Le 14 septembre 2022

Ottawa (Ontario)

Déclaration de Philippe Dufresne
Commissaire à la protection de la vie privée du Canada

(Le texte prononcé fait foi.)


Monsieur le Président, Membres du Comité, bonjour.

Avant de commencer et au nom de mon bureau, j’aimerais offrir nos condoléances à l’occasion du décès de Sa Majesté la Reine Élisabeth II.

Merci de votre invitation.

Je suis heureux d’être ici aujourd’hui pour aider le Comité dans son étude du projet de loi C-11, la Loi sur la diffusion continue en ligne. Je suis accompagné de mon collègue Brent Homan, sous-commissaire du Secteur de la conformité.

Comme vous le savez, en tant que commissaire à la protection de la vie privée du Canada, je suis responsable de la protection et de la promotion du droit à la vie privée des Canadiens dans les secteurs public et privé. Pour ce faire, le Commissariat fait enquête sur les plaintes, fournit des conseils aux institutions fédérales et aux organisations du secteur privé, publie des rapports sur la conformité aux lois sur la protection des renseignements personnels et sensibilise la population aux enjeux touchant la protection de la vie privée.

Lorsque j’ai comparu devant le Sénat en juin pour discuter de ma candidature proposée au poste de commissaire à la protection de la vie privée, j’ai indiqué que ma vision comporterait les trois éléments suivants :

  1. la protection de la vie privée en tant que droit fondamental;
  2. la protection de la vie privée à l’appui de l’intérêt public;
  3. la protection de la vie privée comme un moyen pour accentuer la confiance des Canadiens envers leurs institutions et en tant que citoyens de la société numérique.

C’est sur ces principes que s’appuieront mes observations sur le projet de loi C-11, lequel modifierait la Loi sur la radiodiffusion de façon à ajouter les entreprises en ligne à son champ d’application et à modifier le mandat et les pouvoirs du CRTC dans ce contexte.

Le projet de loi conférerait au CRTC le pouvoir d’imposer des conditions concernant la découvrabilité des émissions canadiennes et des services de programmation canadiens.

Bien que, à cet égard, le projet de loi n’autorise pas le CRTC à exiger l’utilisation d’un algorithme informatique ou d’un code source particulier, il reste néanmoins que pour remplir les conditions de découvrabilité, il pourrait potentiellement être requis d’adapter des algorithmes existants qui se fondent sur des renseignements personnels, ou sur l’analyse de renseignements personnels, afin d’établir si le contenu généré par l’utilisateur est canadien. Les répercussions potentielles sur la vie privée dépendraient alors des circonstances de chaque situation, ainsi que de la manière dont ces pouvoirs sont exercés par le CRTC et de la manière dont les entités réglementées répondent aux nouvelles obligations dans leur collecte et leur analyse des renseignements personnels.
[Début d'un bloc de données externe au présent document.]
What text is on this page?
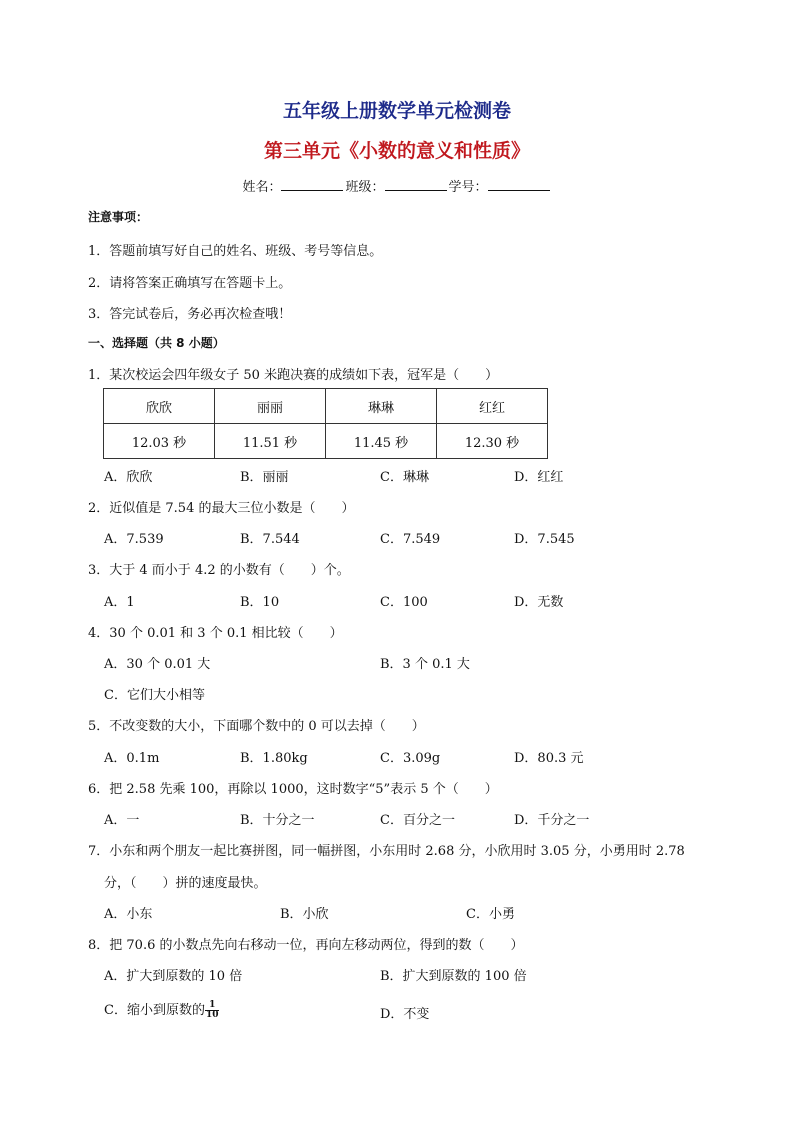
五年级上册数学单元检测卷
第三单元《小数的意义和性质》
姓名：	班级：	学号：
注意事项：
1．答题前填写好自己的姓名、班级、考号等信息。
2．请将答案正确填写在答题卡上。
3．答完试卷后，务必再次检查哦！
一、选择题（共 8 小题）
1．某次校运会四年级女子 50 米跑决赛的成绩如下表，冠军是（　　）
欣欣	丽丽	琳琳	红红
12.03 秒	11.51 秒	11.45 秒	12.30 秒
A．欣欣	B．丽丽	C．琳琳	D．红红
2．近似值是 7.54 的最大三位小数是（　　）
A．7.539	B．7.544	C．7.549	D．7.545
3．大于 4 而小于 4.2 的小数有（　　）个。
A．1	B．10	C．100	D．无数
4．30 个 0.01 和 3 个 0.1 相比较（　　）
A．30 个 0.01 大	B．3 个 0.1 大
C．它们大小相等
5．不改变数的大小，下面哪个数中的 0 可以去掉（　　）
A．0.1m	B．1.80kg	C．3.09g	D．80.3 元
6．把 2.58 先乘 100，再除以 1000，这时数字“5”表示 5 个（　　）
A．一	B．十分之一	C．百分之一	D．千分之一
7．小东和两个朋友一起比赛拼图，同一幅拼图，小东用时 2.68 分，小欣用时 3.05 分，小勇用时 2.78
分，（　　）拼的速度最快。
A．小东	B．小欣	C．小勇
8．把 70.6 的小数点先向右移动一位，再向左移动两位，得到的数（　　）
A．扩大到原数的 10 倍	B．扩大到原数的 100 倍
C．缩小到原数的 $\frac{1}{10}$	D．不变
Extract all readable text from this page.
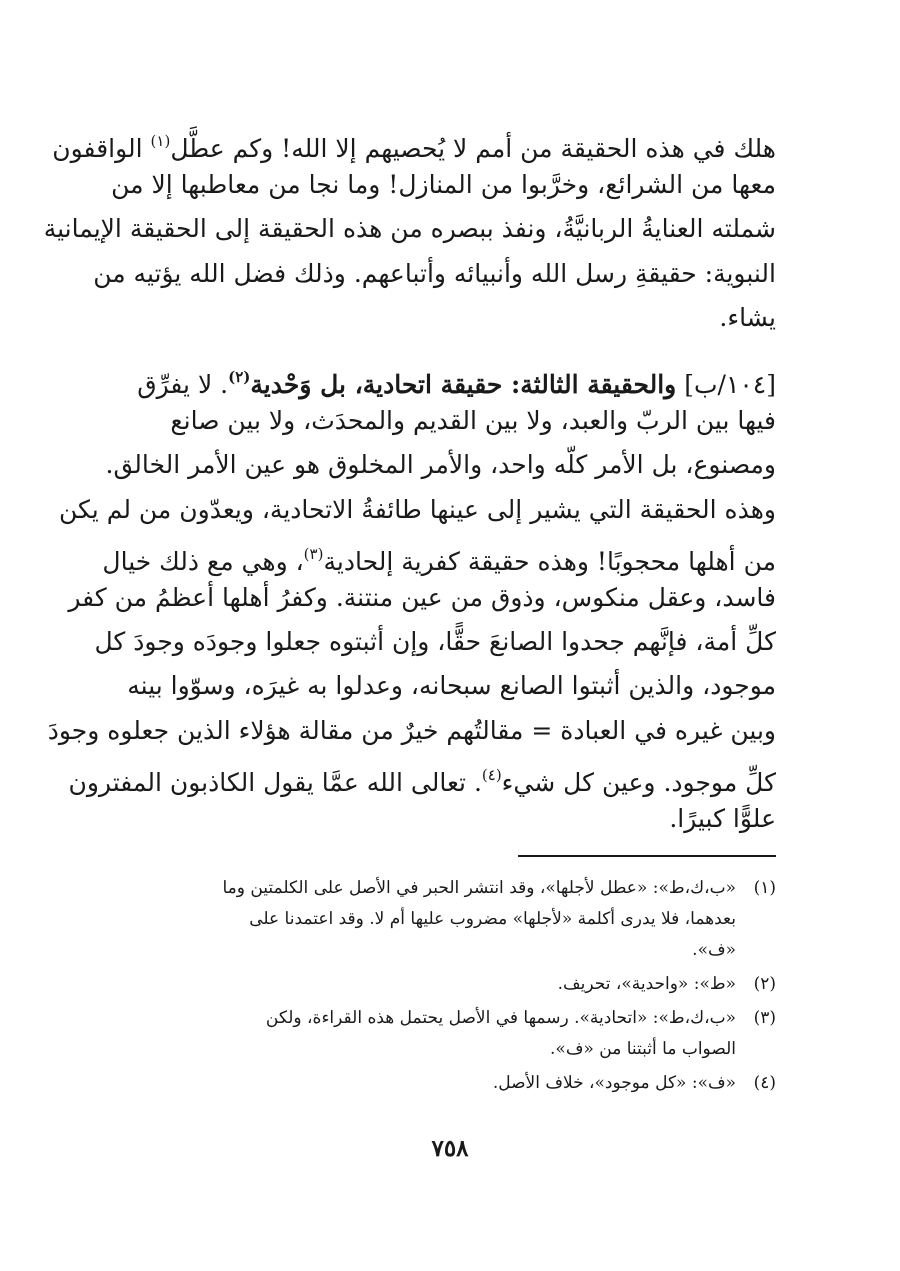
هلك في هذه الحقيقة من أمم لا يُحصيهم إلا الله! وكم عطَّل$^{(١)}$ الواقفون
معها من الشرائع، وخرَّبوا من المنازل! وما نجا من معاطبها إلا من
شملته العنايةُ الربانيَّةُ، ونفذ ببصره من هذه الحقيقة إلى الحقيقة الإيمانية
النبوية: حقيقةِ رسل الله وأنبيائه وأتباعهم. وذلك فضل الله يؤتيه من
يشاء.
[١٠٤/ب] والحقيقة الثالثة: حقيقة اتحادية، بل وَحْدية$^{(٢)}$. لا يفرِّق
فيها بين الربّ والعبد، ولا بين القديم والمحدَث، ولا بين صانع
ومصنوع، بل الأمر كلّه واحد، والأمر المخلوق هو عين الأمر الخالق.
وهذه الحقيقة التي يشير إلى عينها طائفةُ الاتحادية، ويعدّون من لم يكن
من أهلها محجوبًا! وهذه حقيقة كفرية إلحادية$^{(٣)}$، وهي مع ذلك خيال
فاسد، وعقل منكوس، وذوق من عين منتنة. وكفرُ أهلها أعظمُ من كفر
كلِّ أمة، فإنَّهم جحدوا الصانعَ حقًّا، وإن أثبتوه جعلوا وجودَه وجودَ كل
موجود، والذين أثبتوا الصانع سبحانه، وعدلوا به غيرَه، وسوّوا بينه
وبين غيره في العبادة = مقالتُهم خيرٌ من مقالة هؤلاء الذين جعلوه وجودَ
كلِّ موجود. وعين كل شيء$^{(٤)}$. تعالى الله عمَّا يقول الكاذبون المفترون
علوًّا كبيرًا.
(١)
«ب،ك،ط»: «عطل لأجلها»، وقد انتشر الحبر في الأصل على الكلمتين وما
بعدهما، فلا يدرى أكلمة «لأجلها» مضروب عليها أم لا. وقد اعتمدنا على
«ف».
(٢)
«ط»: «واحدية»، تحريف.
(٣)
«ب،ك،ط»: «اتحادية». رسمها في الأصل يحتمل هذه القراءة، ولكن
الصواب ما أثبتنا من «ف».
(٤)
«ف»: «كل موجود»، خلاف الأصل.
٧٥٨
Dans ce contexte, il sera important de pleinement évaluer et atténuer ces répercussions avant l’imposition de ces conditions par le CRTC.

Soulignons que le projet de loi comprend une exigence selon laquelle les exploitants d’entreprises de radiodiffusion et autres intéressés se verront accorder la possibilité de présenter au CRTC leurs observations à l’égard de tout projet d’ordonnance. Le Commissariat voudra s’en prévaloir dans les situations qui s’y prêtent, et demeurera à la disposition des entreprises et du CRTC pour offrir son expertise réglementaire sur des questions concernant la protection de la vie privée dans ce contexte.

Par ailleurs, bien que le projet de loi accorderait au CRTC le pouvoir d’exiger des diffuseurs de fournir des renseignements relatifs à la mesure de l’audience, il y est précisé que les renseignements qui permettraient d’identifier un individu faisant partie de cette audience en seraient exclus. Ici aussi, dans la mise en œuvre du projet de loi, il sera essentiel de s’assurer que les renseignements exigés sont dépersonnalisés ou anonymisés. Le Commissariat est prêt à fournir des conseils et l’orientation nécessaires à ce sujet.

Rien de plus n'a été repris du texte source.